Continuano a bruciare i boschi intorno all’ex centrale nucleare di Chernobyl, teatro il 26 aprile del 1986 del più drammatico incidente nucleare della storia. A inizio aprile sono stati segnalati i primi roghi, divampati in molto probabilmente in modo doloso poco lontano dalla zona di alienazione, un enorme anello lungo 30 chilometri che circonda la centrale dove vige il divieto assoluto di ingresso.
Gli incendi nei giorni scorsi si sono diffusi arrivando a solo un miglio, circa 1 chilometro e mezzo, dal cuore della centrale nucleare e da un sito denominato Pídlísnij dove sono sepolti pericolosi rifiuti radioattivi. Più di 300 vigili del fuoco stanno operando da giorni per contenere i roghi, ma la situazione peggiora ora dopo ora.
Le informazioni sono ancora frammentarie ma un aiuto per comprendere la situazione ci arriva dai satelliti della Nasa dove si vedono i fumi degli incendi proprio in prossimità del complesso nucleare di Chernobyl.
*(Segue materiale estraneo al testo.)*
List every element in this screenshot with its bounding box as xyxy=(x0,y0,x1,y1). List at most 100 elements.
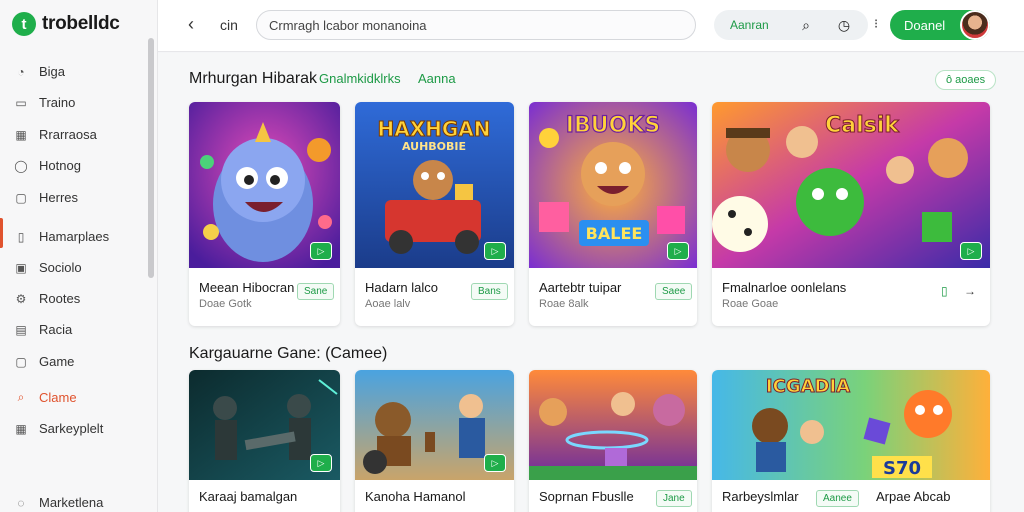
play-icon[interactable]: ▷ xyxy=(484,454,506,472)
play-icon[interactable]: ▷ xyxy=(310,242,332,260)
filter-pill-label[interactable]: Aanran xyxy=(730,18,769,32)
game-card[interactable]: ▷ Meean Hibocran Doae Gotk Sane xyxy=(189,102,340,326)
sidebar-item[interactable]: ⚙ Rootes xyxy=(14,291,81,306)
sidebar-item-label: Traino xyxy=(39,95,76,110)
game-subtitle: Roae Goae xyxy=(722,298,779,310)
game-badge[interactable]: Bans xyxy=(471,283,508,300)
folder-icon: ▢ xyxy=(15,190,27,205)
sidebar-item-label: Sarkeyplelt xyxy=(39,421,104,436)
store-icon: ◌ xyxy=(17,495,25,510)
calendar-icon: ▦ xyxy=(15,127,27,142)
apps-icon: ▦ xyxy=(15,421,27,436)
game-badge[interactable]: Sane xyxy=(297,283,335,300)
sidebar-item[interactable]: ▦ Rrarraosa xyxy=(14,127,97,142)
sidebar-item-label: Biga xyxy=(39,64,66,79)
game-card[interactable]: ▷ Kanoha Hamanol xyxy=(355,370,514,512)
game-card[interactable]: ICGADIA S70 Rarbeyslmlar Aanee Arpae Abc… xyxy=(712,370,990,512)
search-input[interactable] xyxy=(256,10,696,40)
game-title: Kanoha Hamanol xyxy=(365,489,466,504)
game-card[interactable]: HAXHGAN AUHBOBIE ▷ Hadarn lalco Aoae lal… xyxy=(355,102,514,326)
sidebar-item-label: Sociolo xyxy=(39,260,82,275)
document-icon: ▢ xyxy=(15,354,27,369)
sidebar-item[interactable]: ▢ Game xyxy=(14,354,74,369)
sidebar-item[interactable]: ▣ Sociolo xyxy=(14,260,82,275)
game-thumbnail xyxy=(529,370,697,480)
pie-chart-icon: ◔ xyxy=(17,64,25,79)
sidebar-item[interactable]: ⌕ Clame xyxy=(14,390,77,405)
more-icon[interactable]: ⁝ xyxy=(874,16,878,32)
game-title: Fmalnarloe oonlelans xyxy=(722,280,847,295)
sidebar-item-label: Hotnog xyxy=(39,158,81,173)
sidebar-item[interactable]: ▯ Hamarplaes xyxy=(14,229,109,244)
sidebar-item[interactable]: ▢ Herres xyxy=(14,190,78,205)
sidebar-item-label: Rootes xyxy=(39,291,81,306)
game-thumbnail: Calsik xyxy=(712,102,990,268)
game-subtitle: Roae 8alk xyxy=(539,298,589,310)
game-title: Karaaj bamalgan xyxy=(199,489,298,504)
thumb-title-text: ICGADIA xyxy=(766,376,850,397)
sidebar-item-label: Marketlena xyxy=(39,495,104,510)
sidebar-item[interactable]: ▭ Traino xyxy=(14,95,75,110)
scrollbar-thumb[interactable] xyxy=(148,38,154,278)
sidebar-item-label: Hamarplaes xyxy=(39,229,110,244)
game-title: Hadarn lalco xyxy=(365,280,438,295)
thumb-title-text: HAXHGAN xyxy=(377,117,490,141)
sidebar-item[interactable]: ◌ Marketlena xyxy=(14,495,103,510)
back-button[interactable]: ‹ xyxy=(188,14,194,35)
thumb-title-text: Calsik xyxy=(825,113,900,138)
thumb-subtitle-text: AUHBOBIE xyxy=(402,140,466,153)
game-title: Aartebtr tuipar xyxy=(539,280,622,295)
section-title-featured: Mrhurgan Hibarak xyxy=(189,70,318,87)
save-icon[interactable]: ▯ xyxy=(941,284,948,298)
photo-icon: ▤ xyxy=(15,322,27,337)
game-badge[interactable]: Aanee xyxy=(816,490,859,507)
main-content: Mrhurgan Hibarak Gnalmkidklrks Aanna ô a… xyxy=(158,53,1024,512)
game-title: Rarbeyslmlar xyxy=(722,489,799,504)
play-icon[interactable]: ▷ xyxy=(484,242,506,260)
game-subtitle: Aoae lalv xyxy=(365,298,411,310)
sidebar-item-label: Herres xyxy=(39,190,79,205)
sidebar-item-label: Rrarraosa xyxy=(39,127,97,142)
game-card[interactable]: Soprnan Fbuslle Jane xyxy=(529,370,697,512)
monitor-icon: ▭ xyxy=(15,95,27,110)
clock-icon[interactable]: ◷ xyxy=(834,15,854,35)
play-icon[interactable]: ▷ xyxy=(960,242,982,260)
sidebar-item[interactable]: ◯ Hotnog xyxy=(14,158,81,173)
thumb-subtitle-text: S70 xyxy=(883,458,921,479)
play-icon[interactable]: ▷ xyxy=(667,242,689,260)
grid-icon: ▣ xyxy=(15,260,27,275)
arrow-right-icon[interactable]: → xyxy=(964,284,976,298)
sidebar-scrollbar[interactable] xyxy=(148,38,154,278)
game-card[interactable]: Calsik ▷ Fmalnarloe oonlelans Roae Goae … xyxy=(712,102,990,326)
avatar[interactable] xyxy=(960,10,990,40)
game-title: Soprnan Fbuslle xyxy=(539,489,634,504)
sidebar-item[interactable]: ◔ Biga xyxy=(14,64,65,79)
sidebar-item[interactable]: ▤ Racia xyxy=(14,322,72,337)
brand[interactable]: t trobelldc xyxy=(12,12,120,36)
settings-icon: ⚙ xyxy=(15,291,27,306)
gamepad-icon: ▯ xyxy=(17,229,25,244)
game-card[interactable]: IBUOKS BALEE ▷ Aartebtr tuipar Roae 8alk… xyxy=(529,102,697,326)
search-icon[interactable]: ⌕ xyxy=(796,15,816,35)
brand-logo-icon: t xyxy=(12,12,36,36)
chat-icon: ◯ xyxy=(14,158,28,173)
sidebar: t trobelldc ◔ Biga ▭ Traino ▦ Rrarraosa ◯ Hotno… xyxy=(0,0,158,512)
section-title-second: Kargauarne Gane: (Camee) xyxy=(189,345,388,362)
sidebar-item[interactable]: ▦ Sarkeyplelt xyxy=(14,421,103,436)
game-subtitle: Doae Gotk xyxy=(199,298,252,310)
game-card[interactable]: ▷ Karaaj bamalgan xyxy=(189,370,340,512)
thumb-title-text: IBUOKS xyxy=(566,113,660,138)
thumb-subtitle-text: BALEE xyxy=(586,224,643,243)
active-nav-marker xyxy=(0,218,3,248)
sidebar-item-label: Game xyxy=(39,354,75,369)
game-badge[interactable]: Saee xyxy=(655,283,693,300)
section-link-primary[interactable]: Gnalmkidklrks xyxy=(319,71,401,86)
topbar-label: cin xyxy=(220,17,238,33)
section-link-secondary[interactable]: Aanna xyxy=(418,71,456,86)
game-title: Meean Hibocran xyxy=(199,280,295,295)
section-filter-tag[interactable]: ô aoaes xyxy=(935,70,997,90)
sidebar-item-label: Racia xyxy=(39,322,73,337)
topbar: ‹ cin Aanran ⌕ ◷ ⁝ Doanel xyxy=(158,0,1024,52)
game-badge[interactable]: Jane xyxy=(656,490,692,507)
play-icon[interactable]: ▷ xyxy=(310,454,332,472)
La preoccupazione principale non riguarda, per ora, un eventuale incendio delle strutture di stoccaggio dei rifiuti poiché non sono esposte direttamente al fuoco. Il problema più grosso è invece relativo al fumo scatenato dai roghi delle foreste e delle aride praterie intorno al complesso nucleare, tutta biomassa ancora altamente radioattiva. Particelle radioattive potrebbero essere trasportate dai venti, insieme al fumo. Il capo del servizio di controllo ambientale statale dell’Ucraina, Yegor Firsov, aveva dichiarato nei giorni scorsi che i livelli di radiazione nell’area erano aumentati in modo preoccupante. Il governo ucraino aveva smentito immediatamente la notizia e Firsov ha dovuto ritrattare. Il ritorno della pioggia nella zona, previsto a breve, dovrebbe aiutare i vigili del fuoco nella lotta contro i roghi.